Elaeocarpus linsmithii is a species of flowering plant in the family Elaeocarpaceae and is endemic to north-east Queensland. It is a shrub with oblong to elliptic leaves, white or pale green flowers and oval fruit.

==Description==
Elaeocarpus linsmithii is a shrub that typically grows to a height of 1.5–2.5 m with a dbh of less than 30 cm. The leaves are leathery, oblong to elliptic, 85–130 mm long and 25–50 mm wide on a petiole 20–45 mm long. The flowers are arranged in racemes of six to thirteen on a rachis 50–110 mm long, each flower on a pedicel 16–22 mm long. The flowers are white or pale green, 25–30 mm long with five narrow oblong to lance-shaped sepals 20–26 mm long, 3–3.5 mm wide and densely covered with silky brown hairs on the outside. The five petals are egg-shaped with the narrower end towards the base, 22–27 mm long and 5–98 mm wide and there are between twenty-eight and thirty-five stamens. Flowering occurs from April to June and the fruit is a more or less oval drupe 15–20 mm long and 12–15 mm wide.

==Taxonomy==
Elaeocarpus linsmithii was first formally described in 1984 by Gordon P. Guymer in the Kew Bulletin. The specific epithet (linsmithii) honours Lindsay Stuart Smith.

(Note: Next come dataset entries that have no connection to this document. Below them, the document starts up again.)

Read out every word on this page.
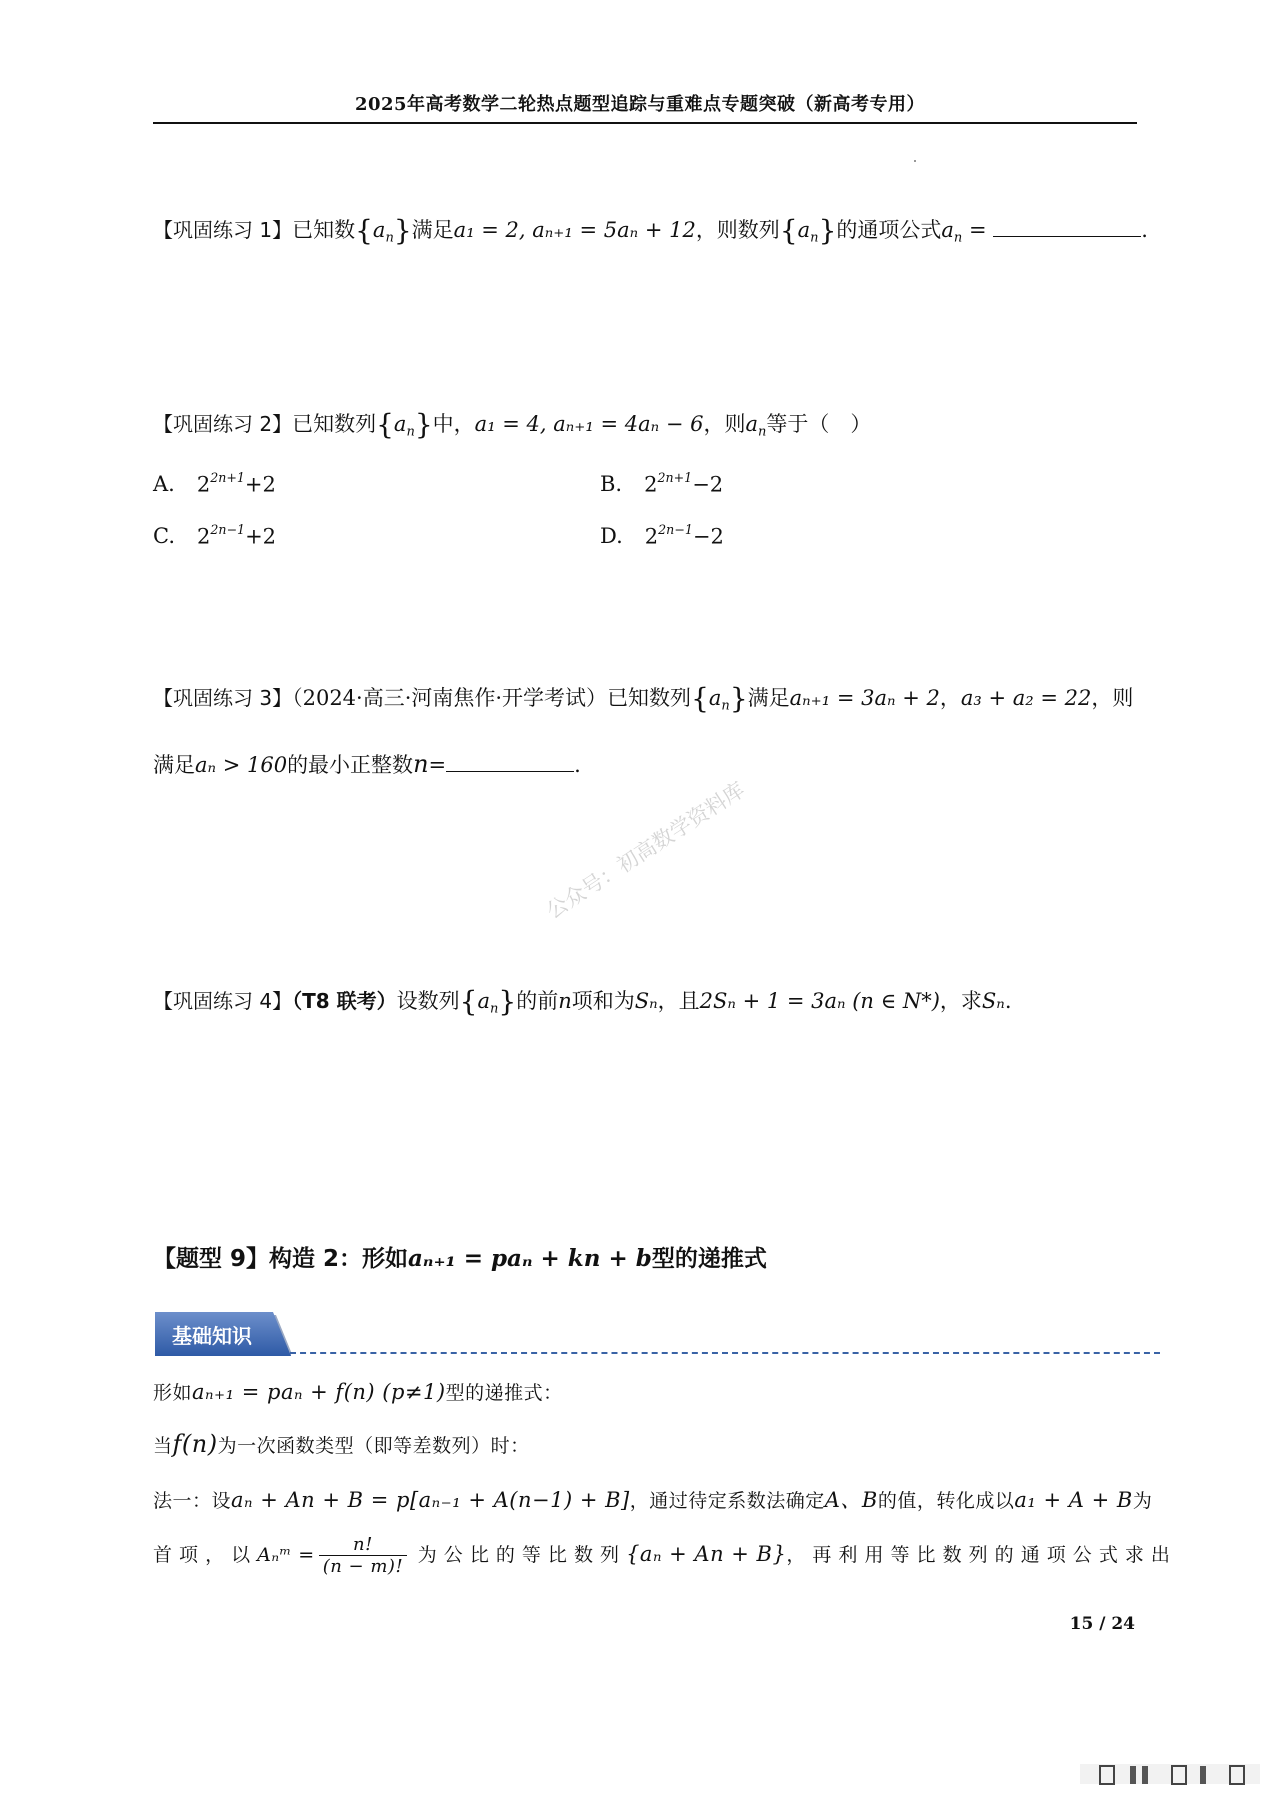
2025年高考数学二轮热点题型追踪与重难点专题突破（新高考专用）
公众号：初高数学资料库
【巩固练习 1】已知数$\{a_n\}$满足a₁ = 2, aₙ₊₁ = 5aₙ + 12，则数列$\{a_n\}$的通项公式$a_n$ =	.
【巩固练习 2】已知数列$\{a_n\}$中，a₁ = 4, aₙ₊₁ = 4aₙ − 6，则$a_n$等于（　）
A. $2^{2n+1}+2$	B. $2^{2n+1}-2$
C. $2^{2n-1}+2$	D. $2^{2n-1}-2$
【巩固练习 3】（2024·高三·河南焦作·开学考试）已知数列$\{a_n\}$满足aₙ₊₁ = 3aₙ + 2，a₃ + a₂ = 22，则
满足aₙ > 160的最小正整数n=	.
【巩固练习 4】（T8 联考）设数列$\{a_n\}$的前n项和为Sₙ，且2Sₙ + 1 = 3aₙ (n ∈ N*)，求Sₙ.
【题型 9】构造 2：形如aₙ₊₁ = paₙ + kn + b型的递推式
基础知识
形如aₙ₊₁ = paₙ + f(n) (p≠1)型的递推式：
当f(n)为一次函数类型（即等差数列）时：
法一：设aₙ + An + B = p[aₙ₋₁ + A(n−1) + B]，通过待定系数法确定A、B的值，转化成以a₁ + A + B为
首 项 ， 以 Aₙᵐ = $\frac{n!}{(n - m)!}$ 为 公 比 的 等 比 数 列 {aₙ + An + B}， 再 利 用 等 比 数 列 的 通 项 公 式 求 出
15 / 24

==Distribution and habitat==
Elaeocarpus linsmithii grows in rainforest at altitudes of 1000 to 1500 m in the Mount Spurgeon - Mount Lewis area and near the summit of Mount Bartle Frere in north-eastern Queensland.

==Conservation status==
Elaeocarpus linsmithii is listed as of "least concern" under the Queensland Government Nature Conservation Act 1992.